И когда откуда-то из божьего мира вокруг прибегает шестилетний Фанаска,
старший Назаров сын, за куском черного хлеба, чтобы опять поспешно уйти и
раствориться в божьем мире, - Назар встречает его:
- Ты что же это, бегоулец, все бы тебе шататься беспутя? Нет дома
посидеть?.. А за ухи хочешь?
"Бегоулец" - белоголовый, волосы на затылке торчком, от солнца выцвели,
нос облупился, глаза, как у матери, голубые, глядят исподлобья.
- Муравья видишь? Он тебе со всего берет взятку: хоть ему цветок, хоть
труп палый... Вот у него учись, у муравья.
Фанаска слушает и молчит. На муравьев он смотрит, и даже один залез на
его босую и крепкую, красную, как сосновый сучок, ногу: Фанаска стряхнул его
другой ногой, почесался, оглянулся, тоскливо погрыз кулак, - видно, что ему
очень скучно.
- Ты как это трудиться не хочешь? - не отстает Назар. - Ты у меня
трудись смотри, а то на декох посажу.
С весны начал было Назар учить Фанаску буквам, но Фанаска все
удивлялся, почему "а", почему "бе"... "Бе, - повторял он вслед за отцом, -
гы-гы... бе!" Потом азбука приводила его в непобедимый ужас, и только брался
за нее Назар, Фанаска стремительно бросался вон из кухни, забивался в гущину
виноградника, пропадал. Пришлось отложить до зимы, но пока должен он был
полоть траву цапкой, ходить за водой в бассейн, обирать гусениц с маленьких
яблонь-карликов и многое еще. А кругом в божьем мире было столько
удивительных вещей. Захотел идти направо - ступай направо, захотел идти
налево - иди налево; везде хлопочут жуки, рыщут ящерицы, подлетывают с
треском кузнечики с красными крыльями; Фанаска ловит их, держит за голову,
говорит нараспев:
Кузнец-кузнец, дай деготьку,
А то гол'ву оторву!
И кузнец боится и дает. Или снимет зеленого червяка с листа и внушает:
Червяк-червяк, дай п'утину,
Червяк-червяк, дай п'утину...
И червяк дает паутину. Так все кругом понимает Фанаску и живет с ним в
ладу.
На одном кусту боярышника - каждый день приходит смотреть Фанаска -
"зябриково" гнездо: четыре зеленых яичка; а то есть такая балка, в ней
"дохлая барашковая голова с рогами"... Иногда он говорит об этом шепотом
матери, чтоб и она знала.
От кухни недалеко разбросался мелкий дубнячок. Корни у него
тысячелетние, и все время, год за годом, упорно выбегает из них толпа
сочнейших веток с крупными листьями, твердыми и блестящими, точно из
лакированной зеленой кожи.
Назар смотрит упорно на этот дубнячок и говорит строго Фанаске:
- Сейчас принеси топор поди: повырубать надо. И всегда, кроме этого, от
этих кустов - вша.
Новые дома среди старых пушистых деревьев или среди серых потресканных
скал - до чего они нестерпимы для глаз, и как хороши в такой обстановке
дома, над которыми не спеша поработало солнце: стерло лоск штукатурки,
отодрало масляную краску с дерева балконов, с железа водосточных труб,
приобщило к природному, своему, обняло по-родному, усыновило.

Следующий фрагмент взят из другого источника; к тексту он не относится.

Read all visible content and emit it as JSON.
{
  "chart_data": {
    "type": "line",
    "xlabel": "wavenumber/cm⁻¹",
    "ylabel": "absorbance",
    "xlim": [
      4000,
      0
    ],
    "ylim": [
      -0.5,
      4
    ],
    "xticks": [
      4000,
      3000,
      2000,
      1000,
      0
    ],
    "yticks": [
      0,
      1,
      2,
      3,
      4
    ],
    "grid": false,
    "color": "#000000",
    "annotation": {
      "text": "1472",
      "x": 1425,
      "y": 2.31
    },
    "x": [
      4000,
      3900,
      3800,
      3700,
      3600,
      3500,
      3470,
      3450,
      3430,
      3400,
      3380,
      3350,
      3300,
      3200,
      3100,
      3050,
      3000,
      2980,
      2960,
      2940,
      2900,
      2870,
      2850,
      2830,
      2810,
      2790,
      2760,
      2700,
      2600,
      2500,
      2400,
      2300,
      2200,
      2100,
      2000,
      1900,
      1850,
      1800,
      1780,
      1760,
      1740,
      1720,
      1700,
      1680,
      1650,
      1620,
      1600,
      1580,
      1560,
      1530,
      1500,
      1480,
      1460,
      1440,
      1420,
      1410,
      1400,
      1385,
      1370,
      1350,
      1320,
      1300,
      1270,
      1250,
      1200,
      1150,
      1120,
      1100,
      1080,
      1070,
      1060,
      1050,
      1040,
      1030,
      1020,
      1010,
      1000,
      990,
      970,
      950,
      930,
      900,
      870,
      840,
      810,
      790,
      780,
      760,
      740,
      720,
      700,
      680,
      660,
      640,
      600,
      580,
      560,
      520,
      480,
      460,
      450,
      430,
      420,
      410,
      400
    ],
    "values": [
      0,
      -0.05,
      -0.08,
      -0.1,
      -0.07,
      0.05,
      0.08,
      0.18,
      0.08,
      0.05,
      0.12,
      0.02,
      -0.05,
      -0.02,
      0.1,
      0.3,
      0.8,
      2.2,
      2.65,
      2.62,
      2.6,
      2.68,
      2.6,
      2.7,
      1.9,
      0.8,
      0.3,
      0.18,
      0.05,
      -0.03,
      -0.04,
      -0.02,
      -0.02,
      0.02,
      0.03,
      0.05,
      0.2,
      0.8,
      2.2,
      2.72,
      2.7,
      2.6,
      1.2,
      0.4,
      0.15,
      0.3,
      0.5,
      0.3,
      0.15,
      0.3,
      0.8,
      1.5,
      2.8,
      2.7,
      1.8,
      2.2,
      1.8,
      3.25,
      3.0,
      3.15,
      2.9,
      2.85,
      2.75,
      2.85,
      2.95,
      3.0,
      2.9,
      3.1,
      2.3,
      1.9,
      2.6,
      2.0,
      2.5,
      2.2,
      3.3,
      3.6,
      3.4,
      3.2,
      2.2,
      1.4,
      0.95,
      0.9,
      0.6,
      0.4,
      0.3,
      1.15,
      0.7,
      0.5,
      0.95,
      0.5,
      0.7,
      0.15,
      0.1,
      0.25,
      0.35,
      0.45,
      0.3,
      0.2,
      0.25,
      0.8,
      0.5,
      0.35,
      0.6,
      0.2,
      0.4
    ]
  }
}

Дача Пикулина новая - только весной закончили, - так и блестит вся
свежими красками. Дачников здесь нет: далеко от города, высоко, трудно
подниматься. Хозяина тоже нет пока, - приедет осенью; один Назар.
Но солнце, вечный хозяин земли, знает на земле каждую пядь; и осенью
придется Назару объяснять Пикулину, отчего это по крыше поперек прошли
частые белые полосы.
- Это от застоя, ваше превосходительство, - скажет Назар,
подобострастно шевеля бровями, - застой росы такой: ночью краску выест, а
днем еще хужей: жара. Кроме этого, соль морская.
- Со-оль?
- Так точно, соль вредная. Уж крышу здесь неминуючи через год опять
красить.
И Пикулин, старик исправник, коллежский советник, горбоносый, с
висячими красными бритыми щеками, покачает головою и скажет сочно:
- Р-рас-ход!
Разметал Федор весь плохо слепленный дымоход плиты, наворочал на полу
груду закопченных кирпичей, пропитал всю кухню гарью и сажей, набил себе в
бороду черных хлопьев, накурил крепчайшей махоркой, возился над глиной, весь
дымный, занял собою всю кухню, выгнал Зиновью с Ваняткой на солнце к
порогу...
Горел возле самого порога маленький, шипучий, мокрый на вид огонек;
кипятилась вода в котелке; ползал пушистый Ванятка; чистила Зиновья мелкую
камсу, слушала Федора.
А Федор говорит все время, не уставая, обо всем, о чем угодно. Увидит
Пукета, Фанаскина щенка из татарских овчарок, у которого Назар для злости
обрезал уши, говорит о собаках:
- Уж ежель держать собаку, так держать собаку, чтоб была она собакой, а
не так... Чтоб она днем - на цепе, ночью - чтоб она спущена и к дому свому
чтоб а ни-ни, ни боже мой, никого, чтоб духу-звания близко не допускать... У
нас, когда я был еще маленький, две собаки на дворе были: одна... да нет,
обе они здоровущие, - вот такие телята. Ну, одна только глупая, вот как
человек глупый все мелет, все мелет, и эта своим чередом: все лает, все
лает, - и внимания на нее никто не обращает, все бесперечь брешет... А
другой зато был - он молчок, о-он лежит себе, брат, посмотрит глазом, одним
ухом прослушает, опять будто его в сон клонит; а ворота у нас далеко от
дома, шагов двести, а то и больше; хрясть там кто-нибудь ночью - он рот
разинет: ам!! - ну, тут уж вставай, раз его голос услыхали, живым духом
вставай, иди: он попустому молоть не будет.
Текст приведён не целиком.